Escrevo essa carta para você, que nunca me escreveu nenhuma. Fico mais recalcada que chateada, mas ligo menos do que acho que ligo. E nem digo que te amo, porque nem tenho certeza. E nem quero que seja meu, porque não sou de ninguém. Tomara que você consiga reivindicar o seu eu esquecido em outras juras de amor; e vendo por essa perspectiva, quem quer juras de amor? Jurar qualquer coisa custa caro demais, imagina jurar amor. Te amo porque sim ou não te amo, não dá pra ficar jurando por aí um dom imerecido. Não se jura de morte, nem de vida, nem de amor. E olha que jurei muito amor e me custou caro demais.
Tem essa música do The Smiths que me captura muito, de formas que se transformam ao longo do tempo. Vivi uma grande fossa com "I know it's over", fiquei na baixa das emoções, provei o gosto amargo de deus quando ele não deu asas a cobra, também quando arrancou o veneno. Hoje escuto como quem sabe que o fim das juras de amor também é o grande luto do romantismo cristão, da queda da família, do ideário minuciosamente construído, dos arquétipos maliciosos de felizes para sempre. Por isso sei que ligo menos do que sinto que ligo e vivo essa nova fossa embalada pela mesma canção.
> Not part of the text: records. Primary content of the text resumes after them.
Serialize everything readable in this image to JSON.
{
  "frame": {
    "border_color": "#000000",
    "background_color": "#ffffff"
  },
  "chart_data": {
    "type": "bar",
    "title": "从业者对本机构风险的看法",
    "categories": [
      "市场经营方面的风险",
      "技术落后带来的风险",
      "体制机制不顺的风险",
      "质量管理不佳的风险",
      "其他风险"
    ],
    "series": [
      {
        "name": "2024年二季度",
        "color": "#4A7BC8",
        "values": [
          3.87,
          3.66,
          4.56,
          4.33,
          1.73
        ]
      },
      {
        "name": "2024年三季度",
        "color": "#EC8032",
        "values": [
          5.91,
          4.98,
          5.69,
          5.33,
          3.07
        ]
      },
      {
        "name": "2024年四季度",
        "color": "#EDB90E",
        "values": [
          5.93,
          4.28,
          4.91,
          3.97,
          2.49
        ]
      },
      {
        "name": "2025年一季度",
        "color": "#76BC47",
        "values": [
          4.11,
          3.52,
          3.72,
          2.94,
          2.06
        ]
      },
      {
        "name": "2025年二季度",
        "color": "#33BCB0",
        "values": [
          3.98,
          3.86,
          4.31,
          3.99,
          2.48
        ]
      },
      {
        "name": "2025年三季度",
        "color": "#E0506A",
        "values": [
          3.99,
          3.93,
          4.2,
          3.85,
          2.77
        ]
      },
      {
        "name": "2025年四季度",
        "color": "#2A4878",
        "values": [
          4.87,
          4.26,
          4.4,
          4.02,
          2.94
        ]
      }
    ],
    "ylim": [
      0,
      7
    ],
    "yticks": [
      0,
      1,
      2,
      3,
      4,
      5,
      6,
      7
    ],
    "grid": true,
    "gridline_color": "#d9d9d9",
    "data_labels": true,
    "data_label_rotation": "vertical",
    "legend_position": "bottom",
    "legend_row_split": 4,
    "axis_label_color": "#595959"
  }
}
A minha principal forma de linguagem é a escrita, é por onde um pedaço da minha alma escapa e revela o que a linguagem verbal e corporal e qualquer que seja não são capazes de revelar, onde o oculto não existe. Carrego comigo meus próprios mitos, mas também compartilho sentenças com Cassandra, Medusa, Deméter, Perséfone, Clície, Medeia. Tenho um quê de megera, mas sou indomável. Cada um com o seu cada um. Escrevo essa carta mais para mim do que para os outros - e só chamo de carta porque gosto, não porque é.